---
title: "Indexing attachments with Apache Solr Search module"
date: "2024-02-14T06:18:38+00:00"
summary: "Enhance your Drupal site's search functionality by indexing file attachments with Apache Solr Search. Learn how to configure and optimize attachment indexing for improved content discoverability and user experience."
image:
type: "page"
url: "/acquia-cloud-platform/indexing-attachments-apache-solr-search-module"
id: "bfe3876f-5ec8-42d9-aa80-d41151571fdc"
---

In addition to Drupal nodes, Acquia Search results presented to your users can include files that contain matches to the search query. File formats that can be indexed include HTML, XML, Microsoft Office documents, OpenDocument, PDF, RTF, `.zip`, and other compression formats, text formats, audio formats, video formats, and more. For a complete list of supported document formats, see the [Apache Tika documentation](http://tika.apache.org).

Search results for attached files display a direct link to the attached file and the node to which it is attached:

![Search results with attachments](https://acquia.widen.net/content/xazcfrvuat/jpeg/search_search-results.jpeg?position=c&color=ffffffff&quality=80&u=soxprt)

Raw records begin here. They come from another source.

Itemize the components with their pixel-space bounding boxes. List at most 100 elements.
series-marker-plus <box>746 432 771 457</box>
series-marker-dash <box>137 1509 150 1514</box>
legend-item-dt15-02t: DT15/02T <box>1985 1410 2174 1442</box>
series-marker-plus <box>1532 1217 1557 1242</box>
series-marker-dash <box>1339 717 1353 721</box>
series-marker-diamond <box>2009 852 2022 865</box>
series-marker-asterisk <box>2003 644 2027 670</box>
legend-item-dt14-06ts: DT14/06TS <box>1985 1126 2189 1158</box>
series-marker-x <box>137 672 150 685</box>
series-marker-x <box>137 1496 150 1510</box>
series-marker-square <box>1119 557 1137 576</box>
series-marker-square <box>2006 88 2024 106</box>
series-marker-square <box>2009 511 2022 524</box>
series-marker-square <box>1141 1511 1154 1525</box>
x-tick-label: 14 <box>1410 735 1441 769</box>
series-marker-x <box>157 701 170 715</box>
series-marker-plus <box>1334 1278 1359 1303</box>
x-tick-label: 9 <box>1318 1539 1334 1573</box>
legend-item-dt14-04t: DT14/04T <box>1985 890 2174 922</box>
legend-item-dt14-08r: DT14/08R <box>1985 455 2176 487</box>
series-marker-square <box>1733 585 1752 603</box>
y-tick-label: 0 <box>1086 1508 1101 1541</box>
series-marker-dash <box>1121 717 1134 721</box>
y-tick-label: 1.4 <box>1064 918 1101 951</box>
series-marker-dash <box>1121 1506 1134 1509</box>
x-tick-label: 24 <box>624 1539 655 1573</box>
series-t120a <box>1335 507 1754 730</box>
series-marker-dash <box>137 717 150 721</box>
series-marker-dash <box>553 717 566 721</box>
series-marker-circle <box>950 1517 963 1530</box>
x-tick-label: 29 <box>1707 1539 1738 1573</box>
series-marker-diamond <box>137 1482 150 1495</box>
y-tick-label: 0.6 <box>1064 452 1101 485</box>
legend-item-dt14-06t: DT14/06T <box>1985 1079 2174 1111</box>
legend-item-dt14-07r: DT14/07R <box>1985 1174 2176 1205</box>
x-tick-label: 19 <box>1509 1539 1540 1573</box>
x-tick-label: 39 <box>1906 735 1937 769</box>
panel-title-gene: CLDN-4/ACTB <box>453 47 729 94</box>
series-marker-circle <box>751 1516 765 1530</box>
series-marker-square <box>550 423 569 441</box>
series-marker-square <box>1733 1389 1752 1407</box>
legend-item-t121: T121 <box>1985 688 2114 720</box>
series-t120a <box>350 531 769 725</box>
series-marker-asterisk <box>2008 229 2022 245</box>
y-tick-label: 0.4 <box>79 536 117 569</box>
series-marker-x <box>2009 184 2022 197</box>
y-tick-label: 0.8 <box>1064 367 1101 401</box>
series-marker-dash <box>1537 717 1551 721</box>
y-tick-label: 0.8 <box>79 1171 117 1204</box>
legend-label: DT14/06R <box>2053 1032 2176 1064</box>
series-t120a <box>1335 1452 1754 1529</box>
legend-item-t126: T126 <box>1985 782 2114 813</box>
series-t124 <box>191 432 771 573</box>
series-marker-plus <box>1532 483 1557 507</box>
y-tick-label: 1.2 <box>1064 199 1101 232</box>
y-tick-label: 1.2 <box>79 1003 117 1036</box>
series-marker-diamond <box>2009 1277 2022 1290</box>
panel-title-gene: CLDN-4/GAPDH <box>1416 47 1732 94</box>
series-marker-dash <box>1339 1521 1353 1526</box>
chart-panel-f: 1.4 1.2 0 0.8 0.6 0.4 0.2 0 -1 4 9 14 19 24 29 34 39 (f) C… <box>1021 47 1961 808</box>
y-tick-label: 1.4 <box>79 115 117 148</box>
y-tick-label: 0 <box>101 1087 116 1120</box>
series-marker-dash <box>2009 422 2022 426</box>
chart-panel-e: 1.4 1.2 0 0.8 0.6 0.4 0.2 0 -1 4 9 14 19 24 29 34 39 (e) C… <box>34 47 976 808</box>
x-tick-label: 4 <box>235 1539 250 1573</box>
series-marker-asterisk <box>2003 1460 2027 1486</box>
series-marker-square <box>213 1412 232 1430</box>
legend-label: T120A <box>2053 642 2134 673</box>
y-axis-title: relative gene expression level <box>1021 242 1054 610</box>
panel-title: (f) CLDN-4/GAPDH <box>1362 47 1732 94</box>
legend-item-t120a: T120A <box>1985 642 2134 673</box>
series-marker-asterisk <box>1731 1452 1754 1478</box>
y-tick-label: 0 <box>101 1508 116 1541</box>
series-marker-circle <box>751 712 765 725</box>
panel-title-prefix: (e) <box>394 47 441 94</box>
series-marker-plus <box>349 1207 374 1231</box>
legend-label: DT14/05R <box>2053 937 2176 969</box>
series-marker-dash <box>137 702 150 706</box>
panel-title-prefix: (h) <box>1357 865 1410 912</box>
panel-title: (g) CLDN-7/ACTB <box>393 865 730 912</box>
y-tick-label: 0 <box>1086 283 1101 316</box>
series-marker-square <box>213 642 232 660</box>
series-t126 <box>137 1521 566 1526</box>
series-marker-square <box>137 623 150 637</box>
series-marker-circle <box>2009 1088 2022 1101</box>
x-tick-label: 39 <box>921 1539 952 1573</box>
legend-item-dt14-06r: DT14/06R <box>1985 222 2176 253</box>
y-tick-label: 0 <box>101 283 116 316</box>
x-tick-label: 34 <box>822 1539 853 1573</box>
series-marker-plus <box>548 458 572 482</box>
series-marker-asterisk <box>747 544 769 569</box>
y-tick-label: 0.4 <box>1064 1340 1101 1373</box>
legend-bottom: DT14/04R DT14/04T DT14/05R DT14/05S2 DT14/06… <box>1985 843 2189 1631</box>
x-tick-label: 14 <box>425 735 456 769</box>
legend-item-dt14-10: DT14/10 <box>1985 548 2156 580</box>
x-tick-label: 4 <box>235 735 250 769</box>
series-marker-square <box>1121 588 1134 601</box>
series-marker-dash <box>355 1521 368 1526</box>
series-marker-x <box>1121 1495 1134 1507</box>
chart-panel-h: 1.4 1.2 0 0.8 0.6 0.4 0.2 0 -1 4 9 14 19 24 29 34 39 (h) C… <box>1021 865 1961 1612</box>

Searching file attachments requires the Apache Solr Attachments module. The Apache Solr Attachments module uses the [Apache Tika Content Analysis Toolkit](http://tika.apache.org) to detect and extract meta data and structured text content from a wide variety of file formats. After extraction, this information is indexed and available to your users with Acquia Search.

Note

Ensure that the most recent versions of your [modules](/acquia-cloud-platform/features/acquia-search/getting-started/modules) are in use. If you use older versions, you may experience problems with extracting attachments.

Installing the Apache Solr Attachments module
---------------------------------------------

To index attachments:

1.  Install and enable the [Apache Solr Attachments 7.x-1.x-dev](https://www.drupal.org/project/apachesolr_attachments) module on your website. You must use this version since this is currently compatible with the Acquia Search Platform and other versions are incompatible.
2.  Go to the **Apache Solr search** > **Configuration** > **Default Index** page.
3.  In the **Configuration** section, select the **File** checkbox as an entity to be indexed.
4.  Click **Save**.

![Search index configuration](https://acquia.widen.net/content/nsqq0fpvla/jpeg/search_index-configuration.jpeg?position=c&color=ffffffff&quality=80&u=soxprt)

The Apache Solr Search configuration page now displays the Attachments tab. Use the settings on this tab to configure the file attachment indexing settings.

Note

The Apache Solr Attachments module is compatible only with Apache Solr Search. If you are using the Search API module, you can use the [Search API attachments module](https://www.drupal.org/project/search_api_attachments) instead. [Configure it](#search-config-attachment-settings) to work with Acquia Search. Be sure to use version 7.x-1.4 or later; earlier versions of the Search API attachments module are not compatible with Acquia Search.

Configuring file attachment index settings
------------------------------------------

The Attachments tab of the Apache Solr Search configuration page contains the following configuration options for indexing attachments in Apache Solr Search:

![Apache Solr Search attachments configuration](https://acquia.widen.net/content/vnbwngruov/jpeg/search_apache-solr-search-attachment.jpeg?position=c&color=ffffffff&quality=80&u=soxprt)

**S. No.**

**Item**

**Description**

1

**Excluded file extensions**

A space-separated list of file extensions that are excluded from indexing. Modify this list to suit the needs of your site. Extensions are internally mapped to a MIME type, so it is not necessary to include variations that map to the same type. For example, `tif` is sufficient to exclude both the `tif` and `tiff` file extensions.

2

**Extract using**

Acquia Search includes Apache Tika for indexing documents. For best performance, select **Solr (remote server)**.

3

**File Size Limit**

If a file is larger than this limit, do not index it. Default is 41943040 bytes (40MB).

4

**Tika directory**

Leave this blank.

5

**Tika jar file**

Leave this set to the default value.

6

**Tika extracting servlet path**

update/extract

7

**Tika extracting servlet parameters**

extractOnly=true

### Index and cache controls

File attachments get indexed at the same time as their parent entities. Under **Actions**, you can:

Action

Description

**Clear the attachment text extraction cache**

Clears all extracted data.

**Delete the attachments from index**

Deletes all the attached files on your site from the Acquia Search index. You need to do this if you change what types of files should be indexed, if your search index becomes corrupted, or if you install a new `schema.xml`.

**Test your tika extraction**

Tests if your Tika configuration settings work.